Publications

TimeChamber: A Massively Parallel Large Scale Self-Play Framework

Published in Github, 2022

TimeChamber is a large scale self-play framework running on parallel simulation. Running self-play algorithms always need lots of hardware resources, especially on 3D physically simulated environments. We provide a self-play framework that can achieve fast training and evaluation with ONLY ONE GPU.

Recommended citation: Huang Ziming, Ziyi Liu, Wu Yutong, Flood Sung. TimeChamber: A Massively Parallel Large Scale Self-Play Framework. https://github.com/inspirai/TimeChamber

Celebrating Robustness in Efficient Off-Policy Meta-Reinforcement Learning

Published in 2022 IEEE International Conference on Real-time Computing and Robotics (RCAR), 2022

Deep reinforcement learning algorithms can enable agents to learn policies for complex tasks without expert knowledge. However, the learned policies are typically specialized to one specific task and can not generalize to new tasks. While meta-reinforcement learning (meta-RL) algorithms can enable agents to solve new tasks based on prior experience, most of them build on on-policy reinforcement learning algorithms which require large amounts of samples during meta-training and do not consider task-specific features across different tasks and thus make it very difficult to train an agent with high performance. To address these challenges, in this paper, we propose an off-policy meta-RL algorithm abbreviated as CRL (Celebrating Robustness Learning) that disentangles task-specific policy parameters by an adapter network to shared low-level parameters, learns a probabilistic latent space to extract universal information across different tasks and perform temporal-extended exploration. Our approach outperforms baseline methods both in sample efficiency and asymptotic performance on several meta-RL benchmarks.
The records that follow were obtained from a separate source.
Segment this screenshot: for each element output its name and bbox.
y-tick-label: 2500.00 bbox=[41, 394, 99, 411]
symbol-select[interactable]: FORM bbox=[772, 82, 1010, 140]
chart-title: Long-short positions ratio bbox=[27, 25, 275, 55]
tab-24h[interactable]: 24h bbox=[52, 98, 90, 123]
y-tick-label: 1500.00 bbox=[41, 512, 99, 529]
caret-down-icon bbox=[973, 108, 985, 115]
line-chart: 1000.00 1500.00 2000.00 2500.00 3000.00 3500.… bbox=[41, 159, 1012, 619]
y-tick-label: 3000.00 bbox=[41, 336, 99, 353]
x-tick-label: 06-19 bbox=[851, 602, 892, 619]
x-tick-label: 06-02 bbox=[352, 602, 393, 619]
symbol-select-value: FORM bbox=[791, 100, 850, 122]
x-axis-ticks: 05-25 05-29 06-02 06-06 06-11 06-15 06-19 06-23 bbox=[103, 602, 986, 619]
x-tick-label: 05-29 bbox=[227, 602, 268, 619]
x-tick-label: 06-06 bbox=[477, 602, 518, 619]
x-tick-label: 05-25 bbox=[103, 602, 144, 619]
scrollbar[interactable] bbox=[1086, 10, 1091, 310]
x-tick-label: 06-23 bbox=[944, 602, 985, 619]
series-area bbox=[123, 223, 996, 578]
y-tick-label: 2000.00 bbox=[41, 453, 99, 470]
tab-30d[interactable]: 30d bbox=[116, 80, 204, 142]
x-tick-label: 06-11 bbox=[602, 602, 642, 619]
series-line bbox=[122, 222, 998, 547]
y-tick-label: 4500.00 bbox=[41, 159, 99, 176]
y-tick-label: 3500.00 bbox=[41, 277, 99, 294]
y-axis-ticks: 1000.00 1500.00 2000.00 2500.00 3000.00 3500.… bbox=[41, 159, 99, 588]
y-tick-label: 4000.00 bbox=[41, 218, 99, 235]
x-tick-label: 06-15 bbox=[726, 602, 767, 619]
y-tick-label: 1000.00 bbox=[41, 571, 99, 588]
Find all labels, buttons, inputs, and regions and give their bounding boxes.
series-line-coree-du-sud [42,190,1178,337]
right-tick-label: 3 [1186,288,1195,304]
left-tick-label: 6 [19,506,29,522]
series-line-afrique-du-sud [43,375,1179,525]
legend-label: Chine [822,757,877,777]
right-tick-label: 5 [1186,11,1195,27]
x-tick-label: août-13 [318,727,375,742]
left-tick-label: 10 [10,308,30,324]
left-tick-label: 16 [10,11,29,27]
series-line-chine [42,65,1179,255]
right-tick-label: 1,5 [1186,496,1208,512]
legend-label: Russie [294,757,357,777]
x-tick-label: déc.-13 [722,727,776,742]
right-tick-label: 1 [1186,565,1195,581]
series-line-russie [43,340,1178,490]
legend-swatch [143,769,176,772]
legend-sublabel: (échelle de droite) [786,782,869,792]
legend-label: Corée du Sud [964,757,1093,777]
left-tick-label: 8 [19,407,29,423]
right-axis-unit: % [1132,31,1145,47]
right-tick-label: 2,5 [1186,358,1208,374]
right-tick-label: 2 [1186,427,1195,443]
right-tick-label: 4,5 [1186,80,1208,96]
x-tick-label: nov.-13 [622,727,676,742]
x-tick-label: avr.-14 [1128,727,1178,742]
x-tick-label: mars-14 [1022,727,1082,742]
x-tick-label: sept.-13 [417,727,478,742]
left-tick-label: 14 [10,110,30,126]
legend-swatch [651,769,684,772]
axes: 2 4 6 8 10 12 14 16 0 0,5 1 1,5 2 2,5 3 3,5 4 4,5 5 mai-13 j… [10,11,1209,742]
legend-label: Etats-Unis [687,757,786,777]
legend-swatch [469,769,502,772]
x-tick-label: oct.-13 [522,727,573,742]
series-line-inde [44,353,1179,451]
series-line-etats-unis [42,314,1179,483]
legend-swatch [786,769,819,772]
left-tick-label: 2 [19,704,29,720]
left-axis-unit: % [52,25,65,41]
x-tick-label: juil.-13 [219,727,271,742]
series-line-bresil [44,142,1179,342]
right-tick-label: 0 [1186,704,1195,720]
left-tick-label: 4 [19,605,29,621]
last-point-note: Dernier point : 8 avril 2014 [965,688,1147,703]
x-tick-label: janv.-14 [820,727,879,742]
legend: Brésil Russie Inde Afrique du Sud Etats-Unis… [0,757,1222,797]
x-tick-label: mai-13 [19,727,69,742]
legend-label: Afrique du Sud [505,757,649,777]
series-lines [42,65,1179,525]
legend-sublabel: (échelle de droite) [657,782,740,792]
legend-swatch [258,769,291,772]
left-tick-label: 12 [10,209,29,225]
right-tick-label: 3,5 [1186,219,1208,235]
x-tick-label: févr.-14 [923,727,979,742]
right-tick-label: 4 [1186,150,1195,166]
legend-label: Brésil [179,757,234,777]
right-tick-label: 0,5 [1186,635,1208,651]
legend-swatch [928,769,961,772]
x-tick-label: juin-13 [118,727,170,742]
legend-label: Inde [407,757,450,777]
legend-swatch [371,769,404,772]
Recommended citation: Liu Z, Li Z, Cao Q, et al. Celebrating Robustness in Efficient Off-Policy Meta-Reinforcement Learning[C]//2022 IEEE International Conference on Real-time Computing and Robotics (RCAR). IEEE, 2022: 499-504.
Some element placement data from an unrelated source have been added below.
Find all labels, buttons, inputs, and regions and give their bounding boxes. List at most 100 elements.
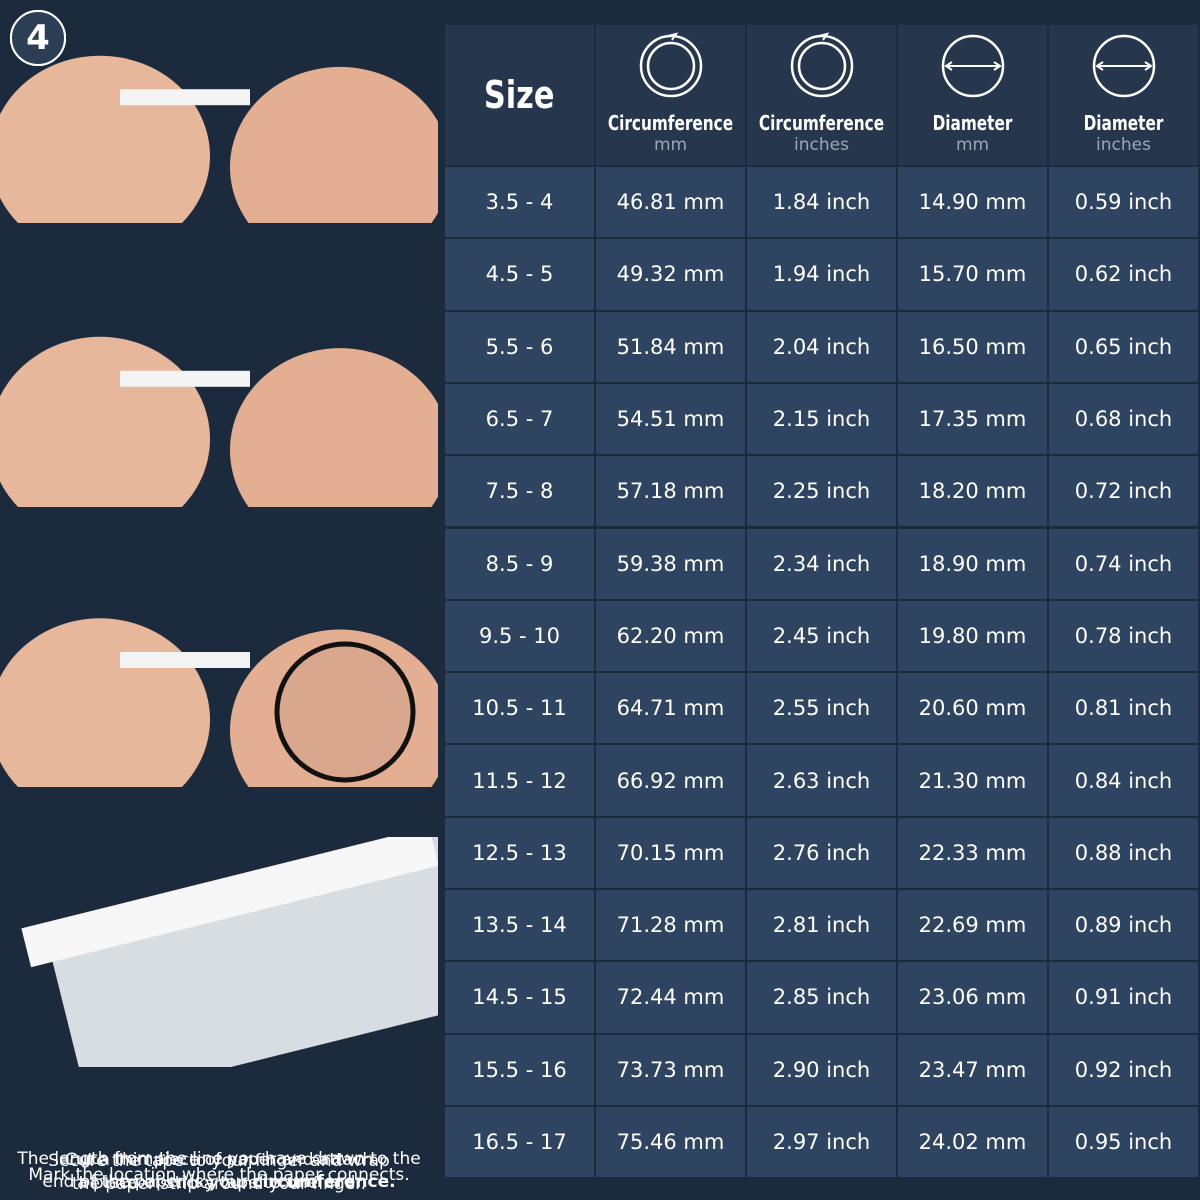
table-cell: 0.59 inch [1049,167,1198,238]
table-cell: 0.65 inch [1049,311,1198,382]
table-cell: 2.81 inch [747,890,896,961]
table-header: Diameter mm [898,25,1047,165]
step-photo [0,280,1200,553]
table-cell: 1.94 inch [747,239,896,310]
table-cell: 57.18 mm [596,456,745,527]
table-cell: 2.25 inch [747,456,896,527]
table-header: Size [445,25,594,165]
step-number: 4 [10,10,66,66]
table-cell: 2.63 inch [747,745,896,816]
table-cell: 0.62 inch [1049,239,1198,310]
table-cell: 66.92 mm [596,745,745,816]
table-cell: 70.15 mm [596,817,745,888]
header-title: Circumference [607,111,734,135]
step-caption: The length from the line you have drawn … [0,1142,438,1200]
table-cell: 10.5 - 11 [445,673,594,744]
table-cell: 1.84 inch [747,167,896,238]
table-cell: 2.76 inch [747,817,896,888]
table-cell: 8.5 - 9 [445,528,594,599]
table-header: Circumference inches [747,25,896,165]
table-cell: 21.30 mm [898,745,1047,816]
table-cell: 15.70 mm [898,239,1047,310]
caption-line: end of the paper is your circumference. [42,1172,396,1192]
table-cell: 7.5 - 8 [445,456,594,527]
header-icon [639,32,702,98]
table-cell: 14.5 - 15 [445,962,594,1033]
table-cell: 72.44 mm [596,962,745,1033]
table-cell: 16.50 mm [898,311,1047,382]
table-cell: 2.55 inch [747,673,896,744]
table-cell: 0.95 inch [1049,1106,1198,1178]
table-cell: 46.81 mm [596,167,745,238]
step-photo [0,562,1200,832]
header-title: Diameter [932,111,1013,135]
table-cell: 9.5 - 10 [445,600,594,672]
table-cell: 0.78 inch [1049,600,1198,672]
table-cell: 75.46 mm [596,1106,745,1178]
step-photo [0,0,1200,268]
step-panel: 4 The length from the line you have drawn… [0,10,1200,1192]
photo-illustration [0,618,450,832]
caption-line: Secure the tape to your finger and wrap [48,1150,390,1171]
header-icon [941,34,1004,98]
table-cell: 2.85 inch [747,962,896,1033]
caption-line: Mark the location where the paper connec… [28,1164,410,1185]
header-title: Size [484,73,555,117]
table-cell: 24.02 mm [898,1106,1047,1178]
table-cell: 2.97 inch [747,1106,896,1178]
table-cell: 51.84 mm [596,311,745,382]
table-cell: 5.5 - 6 [445,311,594,382]
table-cell: 71.28 mm [596,890,745,961]
table-cell: 12.5 - 13 [445,817,594,888]
table-cell: 0.81 inch [1049,673,1198,744]
table-cell: 18.90 mm [898,528,1047,599]
table-header: Diameter inches [1049,25,1198,165]
table-cell: 0.84 inch [1049,745,1198,816]
photo-illustration [21,826,496,1103]
header-unit: mm [955,135,990,155]
step-photo [0,826,1200,1103]
table-cell: 20.60 mm [898,673,1047,744]
table-cell: 64.71 mm [596,673,745,744]
header-unit: mm [653,135,688,155]
caption-line: Cut a thin piece of paper and attach [64,1149,374,1170]
table-cell: 15.5 - 16 [445,1034,594,1105]
table-cell: 73.73 mm [596,1034,745,1105]
caption-line: a piece of sticky tape to one end. [77,1172,361,1193]
header-title: Circumference [758,111,885,135]
table-cell: 6.5 - 7 [445,383,594,455]
table-cell: 17.35 mm [898,383,1047,455]
table-cell: 59.38 mm [596,528,745,599]
table-cell: 4.5 - 5 [445,239,594,310]
header-icon [1092,34,1155,98]
step-caption: Secure the tape to your finger and wrap t… [0,1145,438,1200]
table-cell: 49.32 mm [596,239,745,310]
table-cell: 2.34 inch [747,528,896,599]
step-caption: Cut a thin piece of paper and attach a pi… [0,1143,438,1200]
table-cell: 0.88 inch [1049,817,1198,888]
table-cell: 23.06 mm [898,962,1047,1033]
table-cell: 0.92 inch [1049,1034,1198,1105]
caption-bold: circumference. [252,1172,396,1192]
table-cell: 11.5 - 12 [445,745,594,816]
table-cell: 2.04 inch [747,311,896,382]
table-cell: 0.89 inch [1049,890,1198,961]
step-caption: Mark the location where the paper connec… [0,1150,438,1200]
table-cell: 0.72 inch [1049,456,1198,527]
table-cell: 18.20 mm [898,456,1047,527]
table-cell: 0.74 inch [1049,528,1198,599]
table-cell: 23.47 mm [898,1034,1047,1105]
caption-line: the paper strip around your finger. [72,1173,366,1194]
header-unit: inches [794,135,849,155]
table-cell: 19.80 mm [898,600,1047,672]
table-cell: 22.69 mm [898,890,1047,961]
table-cell: 13.5 - 14 [445,890,594,961]
table-cell: 3.5 - 4 [445,167,594,238]
table-cell: 0.68 inch [1049,383,1198,455]
table-cell: 2.90 inch [747,1034,896,1105]
table-cell: 0.91 inch [1049,962,1198,1033]
table-cell: 62.20 mm [596,600,745,672]
table-header: Circumference mm [596,25,745,165]
table-cell: 54.51 mm [596,383,745,455]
Multi-robot Cooperation Learning Based on Powell Deep Deterministic Policy Gradient

Published in 2022 International Conference on Intelligent Robotics and Applications, 2022

Model-free deep reinforcement learning algorithms have been successfully applied to a range of challenging sequential decision making and control tasks. However, these methods could not perform well in multi-agent environments due to the instability of teammates’ strategies. In this paper, a novel reinforcement learning method called Powell Deep Deterministic Policy Gradient (PDDPG) is proposed, which integrates Powell’s unconstrained optimization method and deep deterministic policy gradient. Specifically, each agent is regarded as a one-dimensional variable and the process of multi-robot cooperation learning is corresponding to optimal vector searching. A conjugate direction in Powell-method is constructed and is used to update the policies of agents. Finally, the proposed method is validated in a dogfight-like multi-agent environment. The results suggest that the proposed method outperforms much better than independent Deep Deterministic Policy Gradient (IDDPG), revealing a promising way in realizing high-quality independent learning.
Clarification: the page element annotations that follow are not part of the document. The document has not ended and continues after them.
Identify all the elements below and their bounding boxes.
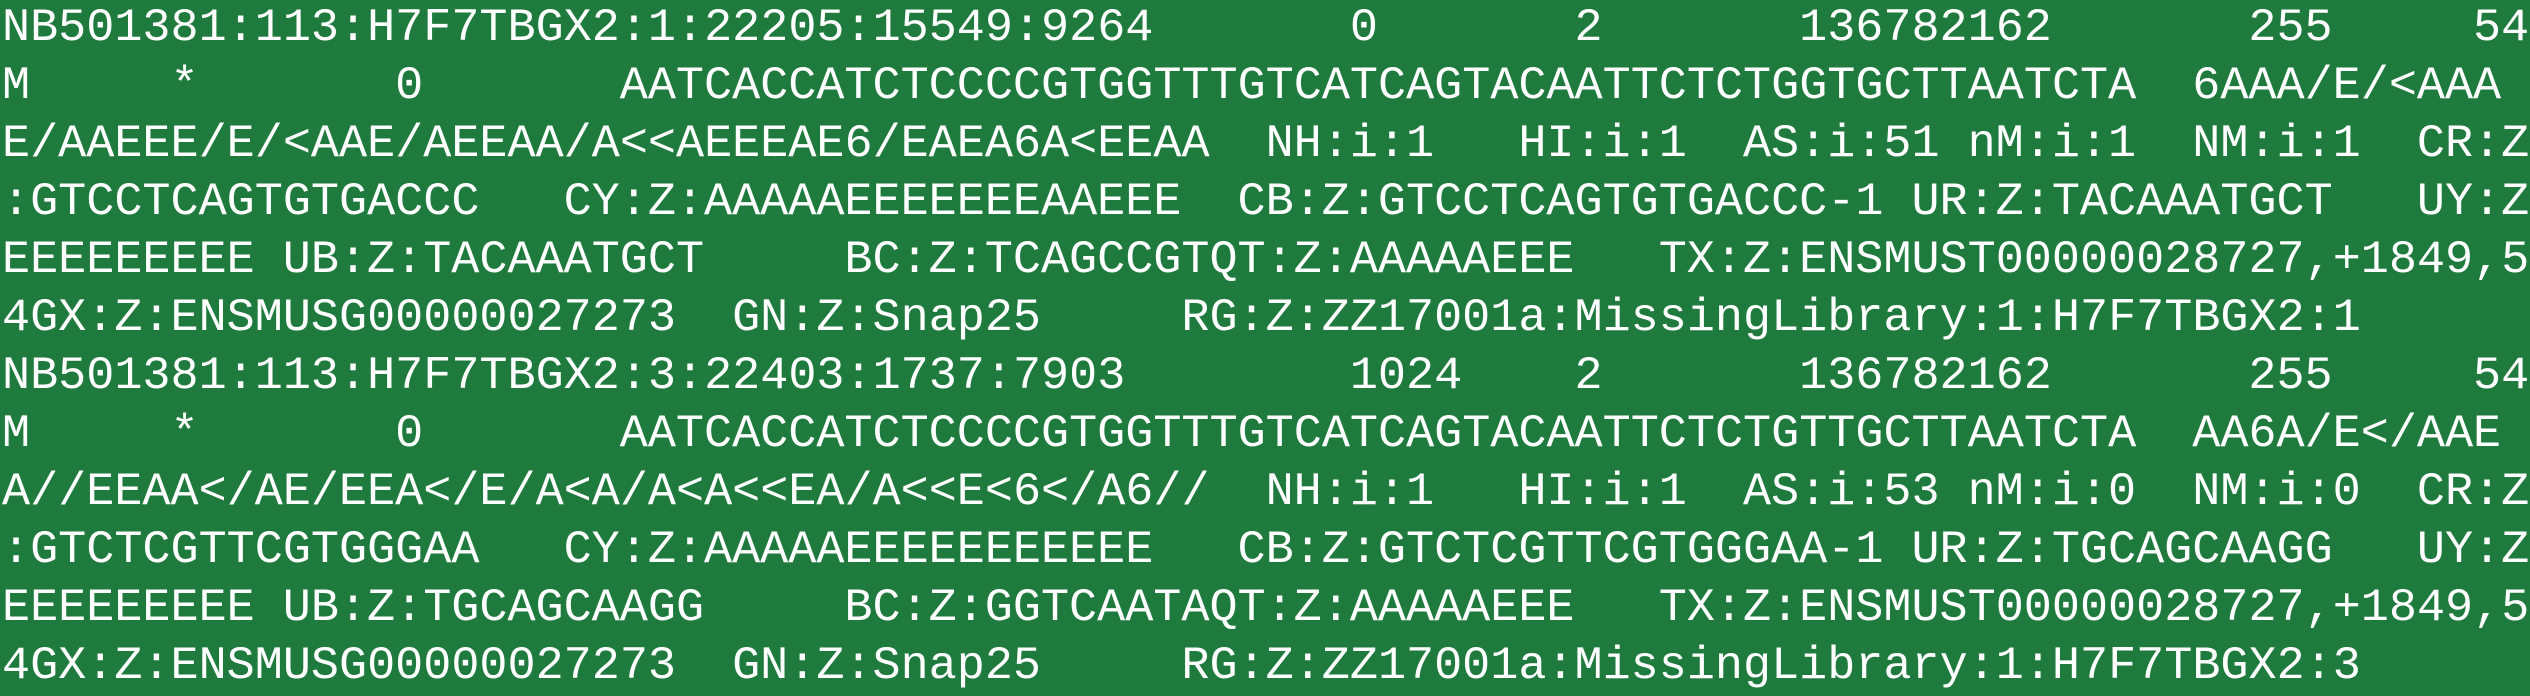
terminal-text: AA6A/E</AAE: [2192, 408, 2502, 461]
terminal-text: NB501381:113:H7F7TBGX2:3:22403:1737:7903: [2, 350, 1126, 403]
terminal-text: 0: [395, 60, 424, 113]
terminal-text: 4GX:Z:ENSMUSG00000027273: [2, 640, 676, 693]
terminal-text: UR:Z:TGCAGCAAGG: [1911, 524, 2333, 577]
terminal-text: HI:i:1: [1518, 466, 1687, 519]
terminal-text: CB:Z:GTCTCGTTCGTGGGAA-1: [1237, 524, 1884, 577]
terminal-text: CR:Z: [2416, 466, 2530, 519]
terminal-text: GN:Z:Snap25: [732, 640, 1041, 693]
terminal-text: GN:Z:Snap25: [732, 292, 1041, 345]
terminal-text: 54: [2473, 350, 2530, 403]
terminal-text: 6AAA/E/<AAA: [2192, 60, 2502, 113]
terminal-text: 2: [1574, 2, 1603, 55]
terminal-text: EEEEEEEEE: [2, 582, 255, 635]
terminal-text: UY:Z:: [2416, 176, 2530, 229]
terminal-text: CY:Z:AAAAAEEEEEEEEEEE: [563, 524, 1154, 577]
terminal-text: CY:Z:AAAAAEEEEEEEAAEEE: [563, 176, 1182, 229]
terminal-text: 0: [395, 408, 424, 461]
terminal-text: 2: [1574, 350, 1603, 403]
terminal-text: RG:Z:ZZ17001a:MissingLibrary:1:H7F7TBGX2…: [1181, 640, 2361, 693]
terminal-text: M: [2, 408, 31, 461]
terminal-text: 136782162: [1799, 350, 2052, 403]
terminal-text: 136782162: [1799, 2, 2052, 55]
terminal-text: TX:Z:ENSMUST00000028727,+1849,5: [1658, 582, 2530, 635]
terminal-text: AS:i:53: [1742, 466, 1940, 519]
terminal-text: NM:i:0: [2192, 466, 2361, 519]
terminal-text: 0: [1349, 2, 1378, 55]
terminal-text: CB:Z:GTCCTCAGTGTGACCC-1: [1237, 176, 1884, 229]
terminal-text: BC:Z:TCAGCCGT: [844, 234, 1210, 287]
terminal-text: NH:i:1: [1265, 118, 1435, 171]
terminal-text: UB:Z:TACAAATGCT: [282, 234, 705, 287]
terminal-text: 4GX:Z:ENSMUSG00000027273: [2, 292, 676, 345]
terminal-text: NH:i:1: [1265, 466, 1435, 519]
terminal-text: 54: [2473, 2, 2530, 55]
terminal-text: M: [2, 60, 31, 113]
terminal-text: QT:Z:AAAAAEEE: [1209, 234, 1575, 287]
terminal-text: NB501381:113:H7F7TBGX2:1:22205:15549:926…: [2, 2, 1154, 55]
terminal-text: nM:i:0: [1967, 466, 2137, 519]
terminal-text: nM:i:1: [1967, 118, 2137, 171]
terminal-text: *: [170, 408, 199, 461]
terminal-text: AS:i:51: [1742, 118, 1940, 171]
terminal-text: 1024: [1349, 350, 1463, 403]
terminal-text: AATCACCATCTCCCCGTGGTTTGTCATCAGTACAATTCTC…: [619, 408, 2137, 461]
terminal-text: :GTCCTCAGTGTGACCC: [2, 176, 480, 229]
terminal-text: UY:Z:: [2416, 524, 2530, 577]
terminal-text: :GTCTCGTTCGTGGGAA: [2, 524, 480, 577]
terminal-text: E/AAEEE/E/<AAE/AEEAA/A<<AEEEAE6/EAEA6A<E…: [2, 118, 1210, 171]
terminal-text: UR:Z:TACAAATGCT: [1911, 176, 2333, 229]
terminal-text: 255: [2248, 350, 2333, 403]
terminal-text: QT:Z:AAAAAEEE: [1209, 582, 1575, 635]
terminal-text: 255: [2248, 2, 2333, 55]
terminal-text: RG:Z:ZZ17001a:MissingLibrary:1:H7F7TBGX2…: [1181, 292, 2361, 345]
terminal-text: AATCACCATCTCCCCGTGGTTTGTCATCAGTACAATTCTC…: [619, 60, 2137, 113]
terminal-text: A//EEAA</AE/EEA</E/A<A/A<A<<EA/A<<E<6</A…: [2, 466, 1210, 519]
terminal-text: CR:Z: [2416, 118, 2530, 171]
terminal-text: UB:Z:TGCAGCAAGG: [282, 582, 705, 635]
terminal-text: HI:i:1: [1518, 118, 1687, 171]
terminal-text: *: [170, 60, 199, 113]
terminal-text: EEEEEEEEE: [2, 234, 255, 287]
terminal-text: TX:Z:ENSMUST00000028727,+1849,5: [1658, 234, 2530, 287]
terminal-text: BC:Z:GGTCAATA: [844, 582, 1210, 635]
terminal-text: NM:i:1: [2192, 118, 2361, 171]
Recommended citation: Li Z, Xiao C, Liu Z, et al. Multi-robot Cooperation Learning Based on Powell Deep Deterministic Policy Gradient[C]//International Conference on Intelligent Robotics and Applications. Springer, Cham, 2022: 77-87.

Discriminative deep asymmetric supervised hashing for cross-modal retrieval

Published in Knowledge-Based Systems, 2020

Due to the advantages of low storage cost and high retrieval efficiency, cross-modal hashing has received considerate attention. Most existing deep cross-modal hashing adopt a symmetric strategy to learn same deep hash functions for both query instances and database instances. However, the training of these symmetric deep cross-modal hashing methods is time-consuming, which makes them hard to effectively utilize the supervised information for cases with large-scale datasets. Inspired by the latest advance in the asymmetric hashing scheme, in this paper, we propose a discriminative deep asymmetric supervised hashing (DDASH) for cross-modal retrieval. Specifically, asymmetric hashing only learns hash codes of query instances by deep hash functions while learning the hash codes of the database instances by hand-crafted matrices. It cannot only make full use of the information in large-scale datasets, but also reduce the training time. Besides, we introduce discrete optimization to reduce the binary quantization error. Furthermore, a mapping matrix which maps generated hash codes into the corresponding labels is introduced to ensure that the hash codes are discriminative. We also calculate the level of similarity between instances as supervised information. Experiments on three common datasets for cross-modal retrieval show that DDASH outperforms state-of-the-art cross-modal hashing methods.

Recommended citation: Qiang H, Wan Y, Liu Z, et al. Discriminative deep asymmetric supervised hashing for cross-modal retrieval[J]. Knowledge-Based Systems, 2020, 204: 106188.